Benchmarking

Cocoa includes a Google Benchmark suite for tracking performance regressions in individual computational components. Unlike the end-to-end simulation benchmarks in Performance, these micro-benchmarks isolate specific kernels and solver stages to identify the source of any regression.

Building

Benchmarks are gated behind the cocoa_ENABLE_BENCHMARKS CMake option:

cmake .. -Dcocoa_ENABLE_BENCHMARKS=ON
make -j8 cocoa_benchmarks

This produces a single executable at bench/cocoa_benchmarks.

Running Benchmarks

# Run all benchmarks
./bench/cocoa_benchmarks

# Filter by component name (regex)
./bench/cocoa_benchmarks --benchmark_filter="GwceLumped"
./bench/cocoa_benchmarks --benchmark_filter="MomentumSolver"
./bench/cocoa_benchmarks --benchmark_filter="WetDry"
./bench/cocoa_benchmarks --benchmark_filter="Friction"

# Filter by mesh size (the Args parameter in the benchmark name)
./bench/cocoa_benchmarks --benchmark_filter=".*2000$"         # ~2k nodes
./bench/cocoa_benchmarks --benchmark_filter=".*20000$"        # ~20k nodes
./bench/cocoa_benchmarks --benchmark_filter=".*200000$"       # ~200k nodes
./bench/cocoa_benchmarks --benchmark_filter=".*2000000$"      # ~2M nodes
./bench/cocoa_benchmarks --benchmark_filter=".*20000000$"     # ~20M nodes

# Combine component and mesh size filters
./bench/cocoa_benchmarks --benchmark_filter="GwceLumped.*20000$"

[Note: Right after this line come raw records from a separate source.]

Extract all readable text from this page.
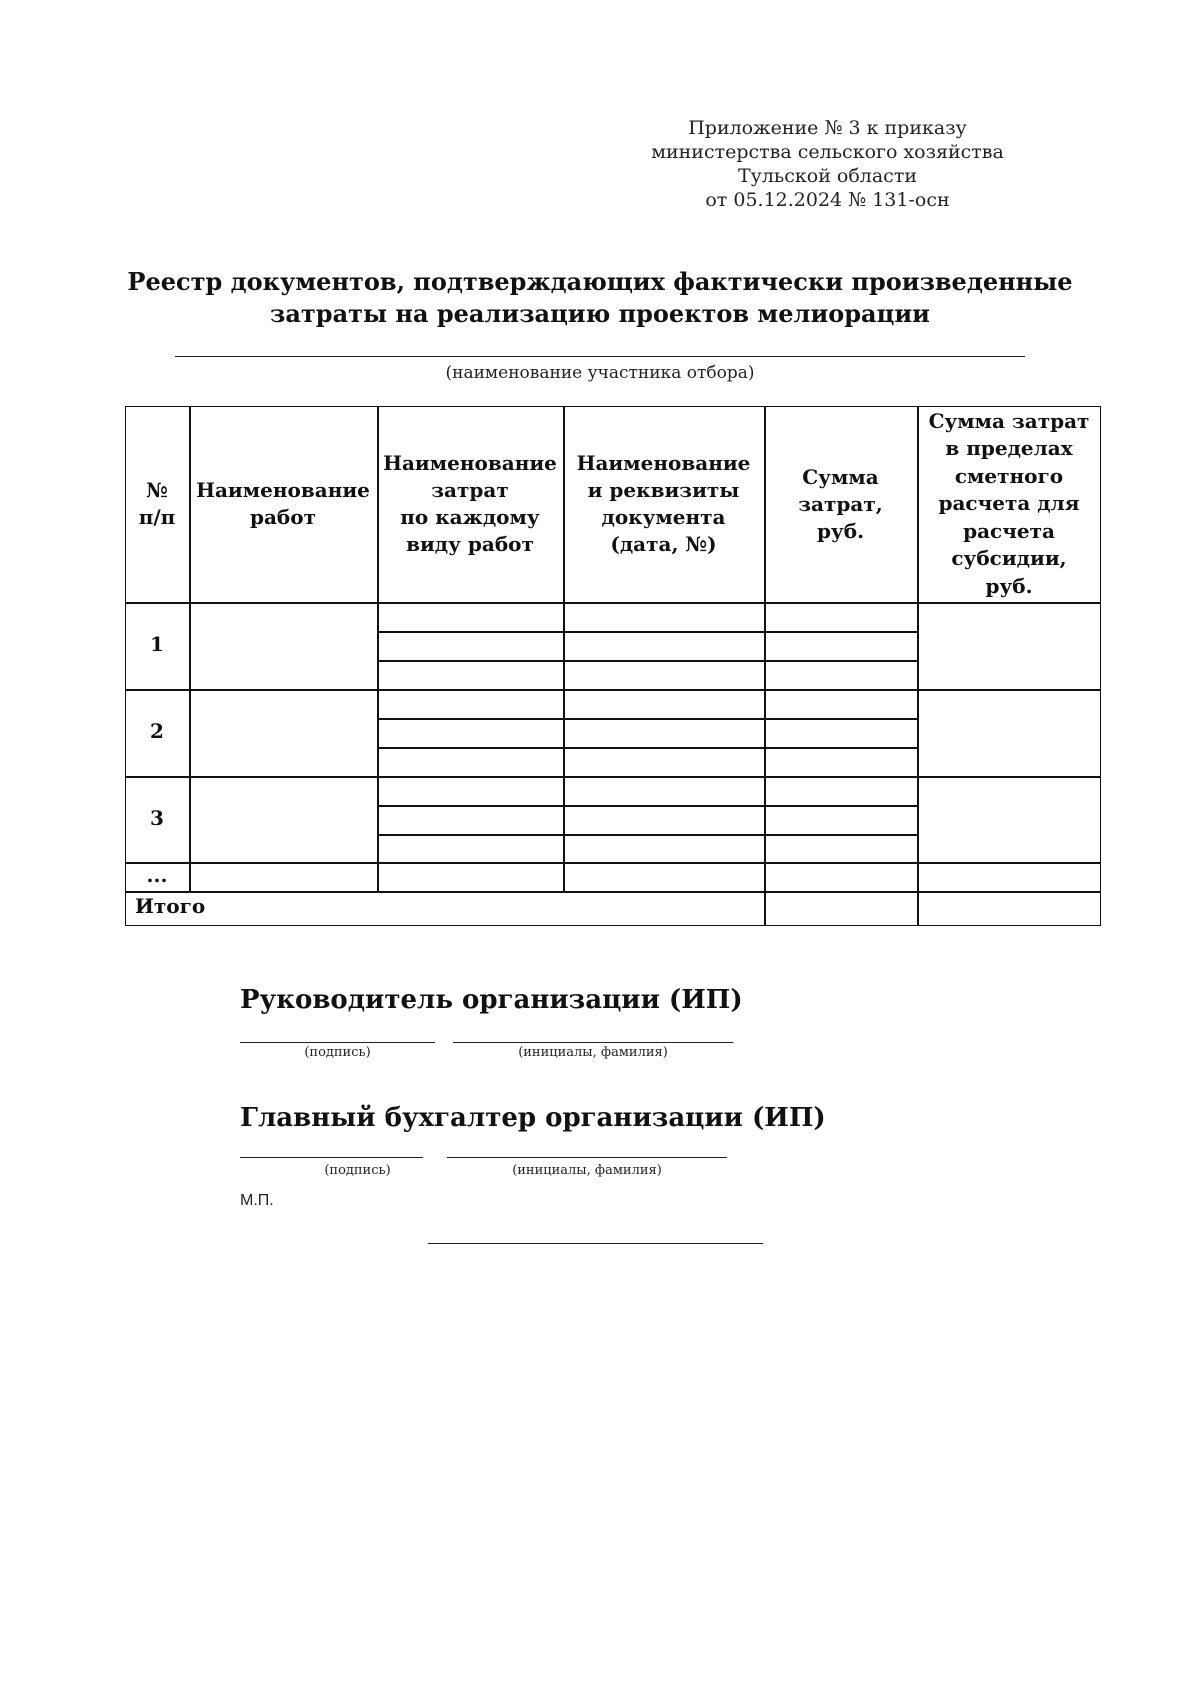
Приложение № 3 к приказу
министерства сельского хозяйства
Тульской области
от 05.12.2024 № 131-осн
Реестр документов, подтверждающих фактически произведенные
затраты на реализацию проектов мелиорации
(наименование участника отбора)
№
п/п
Наименование
работ
Наименование
затрат
по каждому
виду работ
Наименование
и реквизиты
документа
(дата, №)
Сумма
затрат,
руб.
Сумма затрат
в пределах
сметного
расчета для
расчета
субсидии,
руб.
1
2
3
...
Итого
Руководитель организации (ИП)
(подпись)	(инициалы, фамилия)
Главный бухгалтер организации (ИП)
(подпись)	(инициалы, фамилия)
М.П.
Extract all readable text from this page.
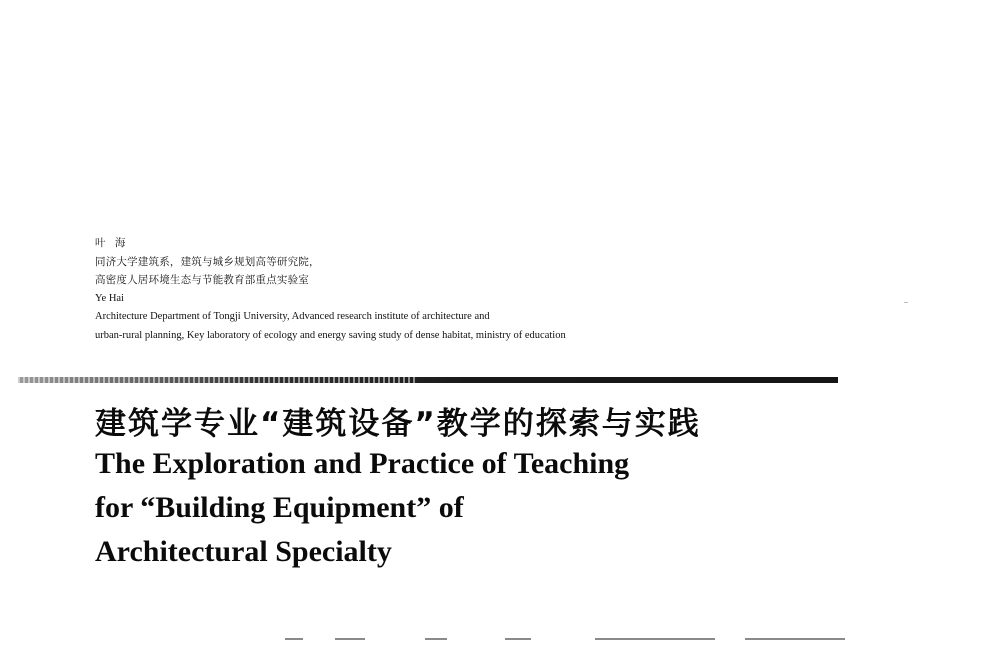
叶 海
同济大学建筑系，建筑与城乡规划高等研究院，
高密度人居环境生态与节能教育部重点实验室
Ye Hai
Architecture Department of Tongji University, Advanced research institute of architecture and
urban-rural planning, Key laboratory of ecology and energy saving study of dense habitat, ministry of education
建筑学专业“建筑设备”教学的探索与实践
The Exploration and Practice of Teaching
for “Building Equipment” of
Architectural Specialty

# Control minimum measurement time (default is 0.5s)
./bench/cocoa_benchmarks --benchmark_min_time=5s

# JSON output for regression tracking or CI
./bench/cocoa_benchmarks --benchmark_out=results.json --benchmark_out_format=json

# List available benchmarks without running them
./bench/cocoa_benchmarks --benchmark_list_tests

Available Benchmarks

Each benchmark is registered at five mesh sizes: 2000 (~2k nodes), 20000 (~20k nodes), 200000 (~200k nodes), 2000000 (~2M nodes), and 20000000 (~20M nodes). The mesh size appears as the Args parameter in the benchmark name.

Benchmark

Component

Counters

Gwce/RhsAssembly

GWCE RHS vector assembly (element scatter + gather)

elements/s

GwceLumped/MatrixAssembly

GWCE lumped (diagonal) matrix assembly

elements/s

GwceLumped/Solve

GWCE lumped diagonal solve phase

DOF/s

GwceConsistent/MatrixAssembly

GWCE consistent sparse matrix assembly

elements/s

GwceSolver_Belos/BelosCG

CG solver (Belos)

DOF/s

GwceSolver_SingleReduce/TpetraSingleReduce

CG solver (Tpetra single reduction)

DOF/s

GwceSolver_Pipeline/TpetraCgPipeline

CG solver (Tpetra pipelined)

DOF/s

Momentum/ElementAssembly

Momentum element-parallel RHS scatter + normalize

elements/s

Momentum/NodalAssembly

Momentum per-node: normalize, wind stress, velocity contribution

DOF/s

Momentum/Solve2x2

Momentum per-node 2x2 Cramer’s rule solve + land BC

DOF/s

Momentum/FullSolve

Full momentum solve (element + nodal assembly + 2x2 + flux)

DOF/s

Friction/ManningTKM

Manning bottom friction kernel

nodes/s

TimeStep/FullTimeStep

Full time step (friction + GWCE + momentum + wet/dry)

DOF/s

WetDry/Compute

Wet/dry algorithm with partially wet domain

elements/s

Scaling Analysis

The bench/analyze_scaling.py script classifies benchmarks as linear-scaling or cache/memory-bandwidth limited based on how throughput changes across mesh sizes.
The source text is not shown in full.